M. DEBENEST: Angeklagter! Sie haben in den größeren Städten und in den Provinzen der Niederlande Agenten eingesetzt, die Ihnen direkt unterstellt waren und denen Sie Vollmacht gegeben haben. Waren diese Agenten nicht Mitglieder der NSDAP?

SEYSS-INQUART: Darf ich bitten, mir zu sagen, was Sie unter »Agenten« verstehen? Ich hatte in den Provinzen und in den größten Städten auch deutsche Vertreter. Meinen Sie die deutschen oder niederländischen?

M. DEBENEST: Nein, ich spreche von den Beauftragten.

SEYSS-INQUART: Das waren Deutsche, und ich nehme an, daß alle Mitglieder der NSDAP waren. Ich weiß es nicht bestimmt, aber es ist durchaus möglich; ich glaube sogar, es war der Fall.

M. DEBENEST: Gut. Um Ihr Gedächtnis etwas aufzufrischen, nehmen Sie bitte das Dokument 997-PS, das ich Ihnen heute morgen übergeben ließ. Es ist Seite 9 im deutschen und französischen Text.

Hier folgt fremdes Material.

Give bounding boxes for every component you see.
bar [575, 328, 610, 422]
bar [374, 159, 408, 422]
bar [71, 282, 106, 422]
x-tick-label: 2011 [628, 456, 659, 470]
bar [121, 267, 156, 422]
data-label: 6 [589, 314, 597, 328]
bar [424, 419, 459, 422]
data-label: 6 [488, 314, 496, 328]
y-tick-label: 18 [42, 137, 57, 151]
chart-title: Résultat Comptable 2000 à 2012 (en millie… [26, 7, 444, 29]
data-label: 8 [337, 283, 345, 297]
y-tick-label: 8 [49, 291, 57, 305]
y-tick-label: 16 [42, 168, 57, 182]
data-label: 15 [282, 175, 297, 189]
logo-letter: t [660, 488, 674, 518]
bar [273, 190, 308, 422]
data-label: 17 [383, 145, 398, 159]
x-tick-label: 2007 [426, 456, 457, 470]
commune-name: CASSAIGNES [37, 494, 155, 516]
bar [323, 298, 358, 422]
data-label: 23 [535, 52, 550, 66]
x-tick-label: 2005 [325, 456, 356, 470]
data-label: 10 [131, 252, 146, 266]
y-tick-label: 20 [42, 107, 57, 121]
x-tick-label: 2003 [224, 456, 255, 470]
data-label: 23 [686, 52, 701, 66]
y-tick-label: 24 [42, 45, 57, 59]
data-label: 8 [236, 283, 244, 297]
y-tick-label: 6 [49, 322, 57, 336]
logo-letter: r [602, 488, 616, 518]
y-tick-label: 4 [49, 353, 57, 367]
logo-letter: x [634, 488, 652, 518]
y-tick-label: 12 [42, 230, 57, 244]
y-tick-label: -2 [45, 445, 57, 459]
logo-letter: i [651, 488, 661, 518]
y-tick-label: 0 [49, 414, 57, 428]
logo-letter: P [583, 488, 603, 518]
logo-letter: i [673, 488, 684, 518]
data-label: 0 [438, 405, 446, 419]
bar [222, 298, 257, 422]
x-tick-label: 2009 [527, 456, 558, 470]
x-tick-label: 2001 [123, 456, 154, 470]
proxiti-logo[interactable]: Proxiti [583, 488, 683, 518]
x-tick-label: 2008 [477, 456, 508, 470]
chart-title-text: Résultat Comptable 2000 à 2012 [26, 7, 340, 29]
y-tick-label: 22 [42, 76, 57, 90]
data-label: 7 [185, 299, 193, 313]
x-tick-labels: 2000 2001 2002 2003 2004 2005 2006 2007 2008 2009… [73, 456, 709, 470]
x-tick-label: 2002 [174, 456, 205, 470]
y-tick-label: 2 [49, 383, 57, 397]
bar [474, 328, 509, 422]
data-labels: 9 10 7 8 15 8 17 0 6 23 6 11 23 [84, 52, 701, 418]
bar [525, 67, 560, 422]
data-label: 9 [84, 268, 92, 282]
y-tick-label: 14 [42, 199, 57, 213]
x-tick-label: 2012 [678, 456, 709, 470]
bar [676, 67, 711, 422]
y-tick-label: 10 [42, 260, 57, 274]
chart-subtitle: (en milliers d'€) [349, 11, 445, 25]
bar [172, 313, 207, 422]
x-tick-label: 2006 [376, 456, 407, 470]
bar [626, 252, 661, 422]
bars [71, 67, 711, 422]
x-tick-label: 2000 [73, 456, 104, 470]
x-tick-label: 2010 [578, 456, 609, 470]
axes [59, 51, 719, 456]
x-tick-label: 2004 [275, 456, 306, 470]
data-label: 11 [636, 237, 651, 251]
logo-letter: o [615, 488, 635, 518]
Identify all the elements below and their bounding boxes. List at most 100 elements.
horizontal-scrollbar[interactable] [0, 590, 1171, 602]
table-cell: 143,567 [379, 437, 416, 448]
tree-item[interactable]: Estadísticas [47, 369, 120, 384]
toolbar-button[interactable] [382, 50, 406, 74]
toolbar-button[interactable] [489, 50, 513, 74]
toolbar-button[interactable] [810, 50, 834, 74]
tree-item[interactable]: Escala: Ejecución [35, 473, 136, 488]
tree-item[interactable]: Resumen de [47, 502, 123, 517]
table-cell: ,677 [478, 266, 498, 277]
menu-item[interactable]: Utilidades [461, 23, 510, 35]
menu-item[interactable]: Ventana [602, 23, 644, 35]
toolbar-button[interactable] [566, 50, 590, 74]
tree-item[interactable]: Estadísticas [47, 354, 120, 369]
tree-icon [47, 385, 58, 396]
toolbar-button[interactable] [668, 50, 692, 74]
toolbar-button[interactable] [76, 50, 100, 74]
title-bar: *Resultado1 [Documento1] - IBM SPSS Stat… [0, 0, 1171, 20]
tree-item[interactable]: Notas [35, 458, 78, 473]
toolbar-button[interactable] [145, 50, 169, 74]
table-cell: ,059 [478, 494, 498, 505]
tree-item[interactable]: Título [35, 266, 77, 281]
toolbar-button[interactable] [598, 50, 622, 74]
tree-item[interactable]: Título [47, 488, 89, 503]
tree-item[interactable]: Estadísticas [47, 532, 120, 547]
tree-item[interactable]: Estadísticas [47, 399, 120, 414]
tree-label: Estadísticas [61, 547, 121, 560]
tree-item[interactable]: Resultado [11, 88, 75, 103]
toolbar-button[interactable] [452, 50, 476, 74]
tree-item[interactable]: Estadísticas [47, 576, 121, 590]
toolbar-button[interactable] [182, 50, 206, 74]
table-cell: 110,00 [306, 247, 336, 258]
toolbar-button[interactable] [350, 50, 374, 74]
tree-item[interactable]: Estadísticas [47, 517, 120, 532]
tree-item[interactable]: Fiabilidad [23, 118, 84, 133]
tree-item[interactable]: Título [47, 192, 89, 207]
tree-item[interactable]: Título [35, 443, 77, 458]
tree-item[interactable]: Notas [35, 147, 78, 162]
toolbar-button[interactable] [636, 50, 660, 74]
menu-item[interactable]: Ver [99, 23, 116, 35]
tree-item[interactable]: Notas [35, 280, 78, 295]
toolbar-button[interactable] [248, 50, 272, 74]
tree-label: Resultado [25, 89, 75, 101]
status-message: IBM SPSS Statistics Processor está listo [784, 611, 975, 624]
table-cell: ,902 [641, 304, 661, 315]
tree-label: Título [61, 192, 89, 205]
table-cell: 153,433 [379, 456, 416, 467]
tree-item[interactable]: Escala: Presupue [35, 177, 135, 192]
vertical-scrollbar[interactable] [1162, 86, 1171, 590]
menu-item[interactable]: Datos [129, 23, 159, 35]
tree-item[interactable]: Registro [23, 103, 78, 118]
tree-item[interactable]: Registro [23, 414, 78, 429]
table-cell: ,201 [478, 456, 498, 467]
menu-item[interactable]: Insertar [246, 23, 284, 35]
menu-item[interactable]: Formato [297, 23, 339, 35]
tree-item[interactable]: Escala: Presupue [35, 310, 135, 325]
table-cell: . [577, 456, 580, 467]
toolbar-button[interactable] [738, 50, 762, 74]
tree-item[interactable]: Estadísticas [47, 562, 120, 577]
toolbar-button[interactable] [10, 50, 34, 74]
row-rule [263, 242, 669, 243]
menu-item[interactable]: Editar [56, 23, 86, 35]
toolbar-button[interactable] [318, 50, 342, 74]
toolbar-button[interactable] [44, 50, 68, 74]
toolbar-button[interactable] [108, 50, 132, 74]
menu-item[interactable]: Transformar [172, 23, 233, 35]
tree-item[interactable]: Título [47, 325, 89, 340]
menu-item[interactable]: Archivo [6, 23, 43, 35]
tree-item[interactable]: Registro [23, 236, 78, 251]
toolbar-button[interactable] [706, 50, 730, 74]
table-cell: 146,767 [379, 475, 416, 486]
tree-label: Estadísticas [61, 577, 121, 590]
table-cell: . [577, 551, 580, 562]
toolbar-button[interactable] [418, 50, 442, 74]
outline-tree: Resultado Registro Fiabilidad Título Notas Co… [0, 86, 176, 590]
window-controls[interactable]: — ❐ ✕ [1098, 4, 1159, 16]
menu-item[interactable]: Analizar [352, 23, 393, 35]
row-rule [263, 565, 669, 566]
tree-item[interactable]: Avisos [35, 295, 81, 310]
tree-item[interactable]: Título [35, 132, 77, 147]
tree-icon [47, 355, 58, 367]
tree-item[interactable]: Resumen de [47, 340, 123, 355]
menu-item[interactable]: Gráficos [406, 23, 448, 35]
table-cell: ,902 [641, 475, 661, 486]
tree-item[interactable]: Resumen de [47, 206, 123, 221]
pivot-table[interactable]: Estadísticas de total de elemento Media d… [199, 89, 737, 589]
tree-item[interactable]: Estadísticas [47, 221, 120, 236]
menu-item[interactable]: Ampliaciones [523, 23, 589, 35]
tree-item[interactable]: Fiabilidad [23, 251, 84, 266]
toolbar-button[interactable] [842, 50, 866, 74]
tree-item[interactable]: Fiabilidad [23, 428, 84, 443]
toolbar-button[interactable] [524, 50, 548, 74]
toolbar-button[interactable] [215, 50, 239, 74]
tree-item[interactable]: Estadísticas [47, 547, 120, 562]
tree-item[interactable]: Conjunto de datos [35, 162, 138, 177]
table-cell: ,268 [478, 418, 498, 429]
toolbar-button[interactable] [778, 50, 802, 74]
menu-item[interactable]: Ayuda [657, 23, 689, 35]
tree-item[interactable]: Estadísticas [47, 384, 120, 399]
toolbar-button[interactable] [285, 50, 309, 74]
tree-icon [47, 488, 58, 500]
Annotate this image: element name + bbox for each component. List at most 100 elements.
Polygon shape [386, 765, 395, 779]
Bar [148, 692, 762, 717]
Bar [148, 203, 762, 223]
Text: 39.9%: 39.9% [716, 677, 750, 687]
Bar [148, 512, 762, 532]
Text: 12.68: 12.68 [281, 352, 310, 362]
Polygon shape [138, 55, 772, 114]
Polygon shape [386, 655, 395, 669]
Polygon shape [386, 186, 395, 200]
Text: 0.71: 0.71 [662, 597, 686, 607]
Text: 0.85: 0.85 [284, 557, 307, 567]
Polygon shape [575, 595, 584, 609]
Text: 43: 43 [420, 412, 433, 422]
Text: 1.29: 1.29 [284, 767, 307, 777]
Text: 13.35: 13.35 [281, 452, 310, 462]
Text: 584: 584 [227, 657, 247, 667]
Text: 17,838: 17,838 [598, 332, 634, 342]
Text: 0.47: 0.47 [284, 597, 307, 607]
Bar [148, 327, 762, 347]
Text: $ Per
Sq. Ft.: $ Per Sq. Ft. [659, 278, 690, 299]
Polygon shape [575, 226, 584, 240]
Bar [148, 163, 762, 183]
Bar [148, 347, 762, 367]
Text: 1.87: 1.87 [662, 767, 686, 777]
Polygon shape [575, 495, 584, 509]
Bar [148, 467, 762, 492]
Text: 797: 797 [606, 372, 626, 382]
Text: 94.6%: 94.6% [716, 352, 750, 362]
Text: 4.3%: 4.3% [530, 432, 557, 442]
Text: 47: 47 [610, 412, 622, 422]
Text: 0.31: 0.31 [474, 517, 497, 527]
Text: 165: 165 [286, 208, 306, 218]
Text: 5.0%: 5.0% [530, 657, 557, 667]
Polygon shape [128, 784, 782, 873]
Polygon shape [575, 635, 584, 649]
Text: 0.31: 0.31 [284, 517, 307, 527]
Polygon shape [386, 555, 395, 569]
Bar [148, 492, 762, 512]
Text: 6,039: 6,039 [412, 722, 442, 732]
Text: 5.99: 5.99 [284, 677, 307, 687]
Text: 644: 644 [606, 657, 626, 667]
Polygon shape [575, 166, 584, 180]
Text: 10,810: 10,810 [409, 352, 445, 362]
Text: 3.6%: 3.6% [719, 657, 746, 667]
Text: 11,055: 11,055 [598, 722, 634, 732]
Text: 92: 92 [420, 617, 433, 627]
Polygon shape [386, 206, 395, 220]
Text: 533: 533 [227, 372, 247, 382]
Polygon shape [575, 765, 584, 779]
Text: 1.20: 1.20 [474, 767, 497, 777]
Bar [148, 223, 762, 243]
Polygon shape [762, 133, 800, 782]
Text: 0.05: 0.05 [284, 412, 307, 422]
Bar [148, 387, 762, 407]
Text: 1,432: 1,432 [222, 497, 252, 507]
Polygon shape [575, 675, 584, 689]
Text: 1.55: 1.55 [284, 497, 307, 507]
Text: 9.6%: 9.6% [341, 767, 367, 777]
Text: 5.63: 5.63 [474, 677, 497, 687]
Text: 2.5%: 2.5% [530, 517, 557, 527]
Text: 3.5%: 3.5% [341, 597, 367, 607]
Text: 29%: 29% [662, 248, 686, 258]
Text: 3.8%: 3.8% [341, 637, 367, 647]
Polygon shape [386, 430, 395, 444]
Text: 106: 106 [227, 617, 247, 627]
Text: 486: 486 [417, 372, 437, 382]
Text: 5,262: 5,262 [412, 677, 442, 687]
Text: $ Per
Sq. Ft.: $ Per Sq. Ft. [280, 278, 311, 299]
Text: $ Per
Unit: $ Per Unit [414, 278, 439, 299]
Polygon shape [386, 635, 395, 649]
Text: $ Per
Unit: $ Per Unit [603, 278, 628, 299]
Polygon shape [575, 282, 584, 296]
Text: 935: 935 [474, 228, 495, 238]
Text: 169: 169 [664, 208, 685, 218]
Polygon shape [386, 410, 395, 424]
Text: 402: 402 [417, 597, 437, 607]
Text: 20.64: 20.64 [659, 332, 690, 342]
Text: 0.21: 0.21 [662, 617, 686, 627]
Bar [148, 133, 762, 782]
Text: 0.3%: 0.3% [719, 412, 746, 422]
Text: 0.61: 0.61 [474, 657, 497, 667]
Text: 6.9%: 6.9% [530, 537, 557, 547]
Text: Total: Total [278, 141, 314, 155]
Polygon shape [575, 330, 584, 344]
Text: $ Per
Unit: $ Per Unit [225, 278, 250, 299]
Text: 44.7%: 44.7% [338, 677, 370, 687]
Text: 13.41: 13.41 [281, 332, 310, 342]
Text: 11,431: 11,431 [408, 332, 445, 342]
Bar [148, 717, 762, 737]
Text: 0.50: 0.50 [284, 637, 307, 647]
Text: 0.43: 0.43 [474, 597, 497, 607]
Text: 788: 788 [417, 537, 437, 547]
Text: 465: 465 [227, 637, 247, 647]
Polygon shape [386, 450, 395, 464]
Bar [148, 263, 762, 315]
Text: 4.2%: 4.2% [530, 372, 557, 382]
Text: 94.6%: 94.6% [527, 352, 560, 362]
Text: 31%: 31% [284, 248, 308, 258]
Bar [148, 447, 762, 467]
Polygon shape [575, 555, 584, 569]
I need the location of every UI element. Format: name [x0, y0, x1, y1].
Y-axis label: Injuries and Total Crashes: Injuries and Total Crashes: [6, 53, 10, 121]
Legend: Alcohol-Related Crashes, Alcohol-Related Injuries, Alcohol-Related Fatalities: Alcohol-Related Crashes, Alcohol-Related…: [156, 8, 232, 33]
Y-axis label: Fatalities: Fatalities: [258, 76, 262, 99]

[Zum Gerichtshof gewandt:]

Ich möchte dem Gerichtshof sagen, daß ich heute morgen eine unrichtige Angabe gemacht habe. Dieses Dokument wurde mit Nummer US-708 bezeichnet; es handelt sich in Wirklichkeit um RF-122.

[Zum Zeugen gewandt:]

Oben auf Seite 9 schreiben Sie:

»Für die Provinzen, die eine weitgehende Selbstverwaltung haben, wurden Beauftragte vorgesehen. Mit der Einrichtung dieser Stelle wurde gezögert, da erst die Verhältnisse geprüft werden mußten.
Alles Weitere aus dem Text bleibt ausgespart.